Denise au Ventoux
Michel Jullien

Editions Verdier
litt francaise
janvier 2017
144 p.  16 €
ebook avec DRM 10,99 €
 
 
 
 La rédaction l'a lu

Chienne de vie

Le style de Michel Jullien est d’une richesse peu égalée dans le paysage littéraire contemporain. Ici, entre humour et tragédie, il raconte la relation unissant un homme et un chien lors d’un périple qui n’aboutira à rien de moins qu’à l’expérience d’une révélation.

Une fausse simplicité

Denise, c’est le nom du bouvier bernois qui a jeté son dévolu sur Paul, employé de banque parisien.
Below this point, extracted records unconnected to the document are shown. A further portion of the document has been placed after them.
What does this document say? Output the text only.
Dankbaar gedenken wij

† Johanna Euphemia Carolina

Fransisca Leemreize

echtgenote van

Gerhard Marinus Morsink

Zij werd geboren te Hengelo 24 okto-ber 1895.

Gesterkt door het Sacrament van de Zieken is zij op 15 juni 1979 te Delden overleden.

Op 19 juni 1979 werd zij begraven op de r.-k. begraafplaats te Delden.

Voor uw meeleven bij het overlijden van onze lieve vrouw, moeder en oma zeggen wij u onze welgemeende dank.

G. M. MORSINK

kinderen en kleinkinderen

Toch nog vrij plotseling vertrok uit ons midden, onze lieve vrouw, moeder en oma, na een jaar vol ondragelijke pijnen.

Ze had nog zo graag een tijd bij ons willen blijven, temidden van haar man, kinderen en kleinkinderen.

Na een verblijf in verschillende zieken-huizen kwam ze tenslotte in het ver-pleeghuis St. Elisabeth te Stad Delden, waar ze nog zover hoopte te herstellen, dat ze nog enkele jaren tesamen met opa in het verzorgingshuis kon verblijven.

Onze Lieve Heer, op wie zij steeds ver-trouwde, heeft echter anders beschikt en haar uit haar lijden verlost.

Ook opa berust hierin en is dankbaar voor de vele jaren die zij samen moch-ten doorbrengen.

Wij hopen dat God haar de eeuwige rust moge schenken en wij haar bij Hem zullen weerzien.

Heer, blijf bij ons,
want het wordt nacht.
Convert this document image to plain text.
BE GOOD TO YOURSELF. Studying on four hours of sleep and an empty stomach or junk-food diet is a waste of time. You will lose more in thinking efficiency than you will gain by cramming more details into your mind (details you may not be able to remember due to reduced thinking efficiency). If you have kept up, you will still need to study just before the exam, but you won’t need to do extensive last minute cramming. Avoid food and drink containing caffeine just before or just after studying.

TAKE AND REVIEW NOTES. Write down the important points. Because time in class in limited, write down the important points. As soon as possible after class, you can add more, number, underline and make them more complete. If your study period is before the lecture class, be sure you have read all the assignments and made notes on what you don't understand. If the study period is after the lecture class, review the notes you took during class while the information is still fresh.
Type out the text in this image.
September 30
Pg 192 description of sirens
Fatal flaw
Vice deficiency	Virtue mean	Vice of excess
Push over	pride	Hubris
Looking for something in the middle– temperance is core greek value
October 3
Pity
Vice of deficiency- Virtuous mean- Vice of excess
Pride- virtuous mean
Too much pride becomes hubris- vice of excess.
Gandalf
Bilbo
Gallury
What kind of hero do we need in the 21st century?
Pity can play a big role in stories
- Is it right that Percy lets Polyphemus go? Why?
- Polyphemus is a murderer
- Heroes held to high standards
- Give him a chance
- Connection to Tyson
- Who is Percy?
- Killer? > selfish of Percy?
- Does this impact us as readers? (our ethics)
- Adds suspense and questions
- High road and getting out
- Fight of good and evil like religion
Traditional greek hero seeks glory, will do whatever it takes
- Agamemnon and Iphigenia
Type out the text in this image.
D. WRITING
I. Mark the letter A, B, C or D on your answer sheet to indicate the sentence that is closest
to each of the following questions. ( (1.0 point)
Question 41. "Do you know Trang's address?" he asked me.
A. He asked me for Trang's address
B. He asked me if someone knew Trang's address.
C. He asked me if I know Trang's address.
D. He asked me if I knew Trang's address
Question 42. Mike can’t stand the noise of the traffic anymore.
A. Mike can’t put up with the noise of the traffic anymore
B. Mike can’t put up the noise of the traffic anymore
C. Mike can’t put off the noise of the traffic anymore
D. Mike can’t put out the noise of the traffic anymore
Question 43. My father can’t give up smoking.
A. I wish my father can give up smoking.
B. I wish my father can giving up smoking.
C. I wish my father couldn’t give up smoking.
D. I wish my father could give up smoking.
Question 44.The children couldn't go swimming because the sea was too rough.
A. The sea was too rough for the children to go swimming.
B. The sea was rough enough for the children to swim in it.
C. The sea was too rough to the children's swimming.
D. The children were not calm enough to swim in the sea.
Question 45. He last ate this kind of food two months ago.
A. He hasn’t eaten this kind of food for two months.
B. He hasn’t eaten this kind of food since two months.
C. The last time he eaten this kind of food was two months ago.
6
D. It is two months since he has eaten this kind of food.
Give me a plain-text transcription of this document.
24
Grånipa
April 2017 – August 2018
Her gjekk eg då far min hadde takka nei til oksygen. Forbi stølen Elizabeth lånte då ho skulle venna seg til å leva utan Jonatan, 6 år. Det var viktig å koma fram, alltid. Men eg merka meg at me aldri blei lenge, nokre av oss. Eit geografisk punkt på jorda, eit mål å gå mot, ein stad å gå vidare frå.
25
Paul a hérité provisoirement de la chienne après que sa maîtresse, la sœur dépressive d’une amie, s’en est séparée pour suivre un opportuniste néerlandais aux Etats-Unis. Avant le retour de la jeune femme, Paul profite d’un long week-end pour aller randonner sur le mont Ventoux avec Denise, qui souffre de « couardise urbaine ». L’intrigue paraît simple, mais détrompez-vous, elle est tout entière dans les détails. La partie parisienne du roman est férocement comique, parfois franchement burlesque, avec ce personnage hollandais spécialisé entre autres dans le commerce de trèfles à quatre feuilles. Et c’est peu dire que le chien de 43 kilos détonne sur les trottoirs lors des promenades rituelles, entre lesquelles il guette le bruit de la clé dans la serrure d’une chambre de bonne à peine plus grande qu’une niche. Davantage à la mesure de son gabarit, le mont Chauve offre son espace à l’ascension. Dans cette géographie à perte de soi, au milieu de la solitude du massif vauclusien, Paul ne décidera pas cette fois de l’itinéraire ni de la durée de la balade ; entre chemins pierreux et ravins, on grimpe, on glisse et on oublie le temps. La tragédie peut commencer.

Quelque chose de grand

Michel Jullien ne dévoile pas tout de suite son jeu, aimant nous semer dans les chemins de traverse, poser des jalons dont on comprend, à la toute fin, qu’ils étaient précieux pour se hisser au faîte du mystère. Peu à peu, le récit se dépouille, âpre et sec, laissant apparaître l’essentiel d’une réalité détachée de tout, dans un hors-temps où le mouvement s’arrête et la contemplation advient. Ce roman délicat à deux versants, écrit dans une langue travaillée en profondeur, nous relie à l’ordre des choses grâce à l’amour sans partage de cette pauvre bête de Denise, guide des sommets splendides.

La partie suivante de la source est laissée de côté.